U.S. Pat. No. 4,009,104 to Behrendt, et al. describes a type B sewage treatment system comprising an electrolytic cell which converts the sodium chloride to form sodium hypochlorite by passing an electric current between a set of electrodes. There are two main disadvantages to this system: (1) the electrodes need to be cleaned periodically or they will loose their effectiveness and worse, the system doesn't make the user aware when the electrodes need cleaning, and (2) the sodium hypochlorite contents of the disinfected sewage overboard discharge is toxic to sea organism within close proximity to the vessel.

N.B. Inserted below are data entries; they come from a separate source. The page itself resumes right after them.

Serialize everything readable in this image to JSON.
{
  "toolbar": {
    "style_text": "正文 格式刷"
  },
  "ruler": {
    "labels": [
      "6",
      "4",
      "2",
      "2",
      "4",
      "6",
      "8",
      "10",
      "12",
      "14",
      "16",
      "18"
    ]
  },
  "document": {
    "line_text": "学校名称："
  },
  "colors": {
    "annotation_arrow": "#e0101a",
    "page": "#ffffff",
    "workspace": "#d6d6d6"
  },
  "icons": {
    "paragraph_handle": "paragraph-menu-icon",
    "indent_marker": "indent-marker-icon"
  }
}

All prior art MSDs including the ones referenced above can create a false sense of security. The EPA standard for the best performing MSD (a Type II) allows a discharge of 200 fecal coliform per 100 ml, and the worst performing MSD (a Type I) allows a discharge of 1,000 fecal coliform per 100 ml. Furthermore, the EPA requirements for MSDs doesn't include standards for other, more harmful pathogens found in natural abundance in human feces, such as Enterococcus and E. Coli. Coliform bacteria do not usually cause disease. However, their presence indicates that pathogenic (disease-causing) organisms could be present such as Enterococcus and E. Coli. For health safety reasons, the effluent standard for all marine sanitation devices (MSD) should be changed from testing for Coliform to testing for E. Coli or Heterococcus.

Furthermore, these prior art MSDs only achieve partial disinfection of the human waste prior to overboard discharging into the sea, rivers and lakes, and do nothing to eliminate or reduce other critical pollutants normally found in human waste, such as nitrates and phosphates. If these pollutants find their way into our groundwater supply of drinking water they can be very harmful to humans. Nitrates are an unstable form of nitrogen formed during the decomposition of waste materials, such as human sewage. If infants less than six months of age drink water (or formula made with water) that contains more than 10 mg/L nitrate nitrogen, they are susceptible to methemoglobinemia or blue baby syndrome. This disease interferes with the blood's ability to carry oxygen. Recent studies also suggest that high nitrate water may be linked to birth defects and miscarriages, so pregnant women should avoid drinking high nitrate water.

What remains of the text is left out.